Hey, that's weird. Wikipedia is one of the sites I might want to crawl; I've looked at their robots.txt, and I should be allowed access to the main page. I tried with my specific user agent, just to be sure:

>>> rp.can_fetch("Creole/0.1a", http://en.wikipedia.org/wiki/Main_Page")
False

Still no luck. So what's going on? Next step: look at the parsed entries:

>>> rp.entries
[]

Aha! So something went absolutely boo-boo, and we ended up with no rule entries. If there is no robots.txt file, can_fetch will always return True, so there error must occur while fetching the file from the server. Fortunately, in such cases, the RobotFileParser makes the error code available as an attribute, so I could simply have a look at that:

>>> rp.errcode
403

Now I was getting somewhere. In HTTP, 403 means "Forbidden". The server refuses to serve me the file I requested, for whatever reason.

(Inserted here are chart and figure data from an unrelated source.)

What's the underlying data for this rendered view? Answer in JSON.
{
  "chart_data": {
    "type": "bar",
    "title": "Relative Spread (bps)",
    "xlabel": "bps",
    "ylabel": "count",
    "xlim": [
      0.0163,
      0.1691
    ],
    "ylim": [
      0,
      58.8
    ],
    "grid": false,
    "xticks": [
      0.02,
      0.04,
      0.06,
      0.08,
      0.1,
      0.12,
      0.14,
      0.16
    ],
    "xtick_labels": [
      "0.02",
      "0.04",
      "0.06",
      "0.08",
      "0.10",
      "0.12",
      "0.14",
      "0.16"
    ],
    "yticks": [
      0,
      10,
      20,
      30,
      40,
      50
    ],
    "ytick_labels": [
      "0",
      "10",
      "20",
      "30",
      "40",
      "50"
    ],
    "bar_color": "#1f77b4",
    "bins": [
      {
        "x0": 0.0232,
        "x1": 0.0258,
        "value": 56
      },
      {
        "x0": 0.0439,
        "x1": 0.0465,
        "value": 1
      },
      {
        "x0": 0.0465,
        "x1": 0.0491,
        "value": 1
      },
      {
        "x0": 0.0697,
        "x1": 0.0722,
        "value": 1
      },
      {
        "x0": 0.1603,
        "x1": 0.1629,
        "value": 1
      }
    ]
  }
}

The robot parser by default fetches robots.txt using the default "Python-urllib" user agent string. Wikipedia seems to explicitly deny all access to such user agents (which is probably somewhat sensible). Thereby the 403 Forbidden. So I needed the robot parser to use my user agent string.

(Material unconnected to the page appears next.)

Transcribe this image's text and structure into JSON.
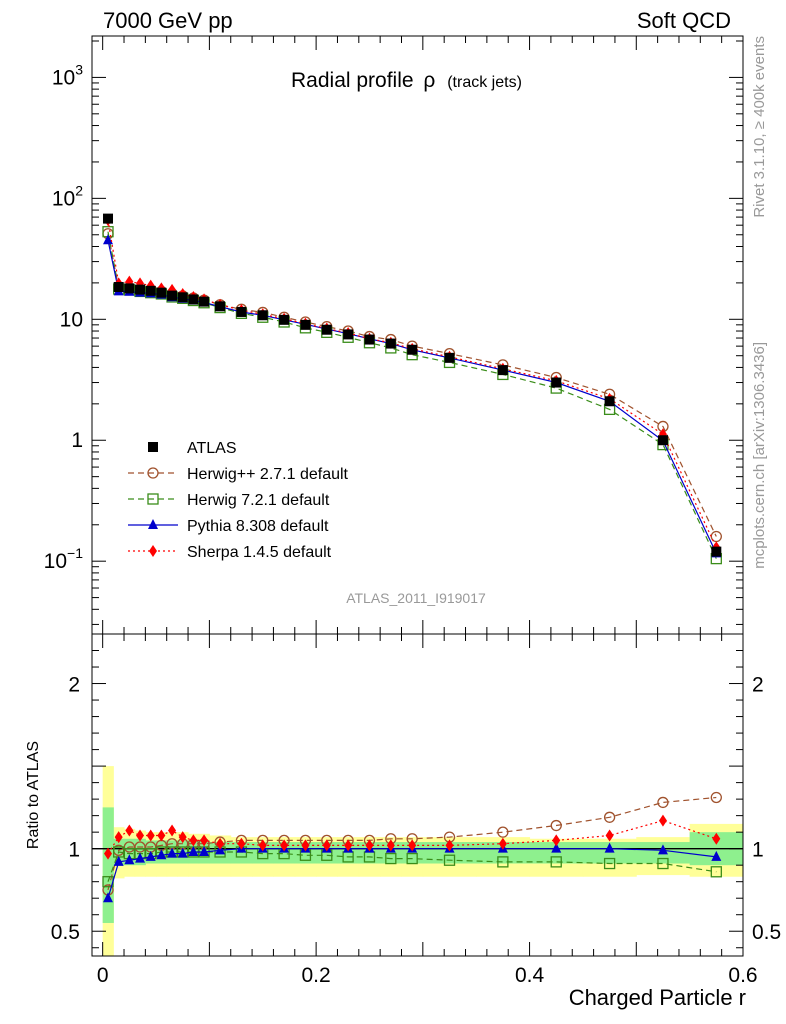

As a first solution, I simply fetched the robots.txt file myself, and fed it to robotparsers parse method:

>>> import urllib2
>>> headers = {"User-Agent": "Creole/0.1a"}
>>> request = urllib2.Request("http://en.wikipedia.org/robots.txt",
...                           headers=headers)
>>> response = urllib2.urlopen(request)
>>> rp = robotparser.RobotFileParser()
>>> rp.parse(response.readlines())
>>> rp.can_fetch("*", "http://en.wikipedia.org/wiki/Main_Page")
True

Success! But, in a more generic setting (fetching from any site), I would have to add error handling. Being a lazy bum, I didn't like the thought of that, so I poked around a bit in robotparser.py to see if there was another way. And sure enough, robotparser uses a urllib.FancyURLopener. URLopeners have a version attribute that you can override. So the final recipe became:

>>> import robotparser
>>> robotparser.URLopener.version = "Creole/0.1a"
>>> rp = robotparser.RobotFileParser()
>>> rp.set_url("http://en.wikipedia.org/robots.txt")
>>> rp.read()
>>> rp.can_fetch("*", "http://en.wikipedia.org/wiki/Main_Page")
True

Now why didn't I think of that from the beginning?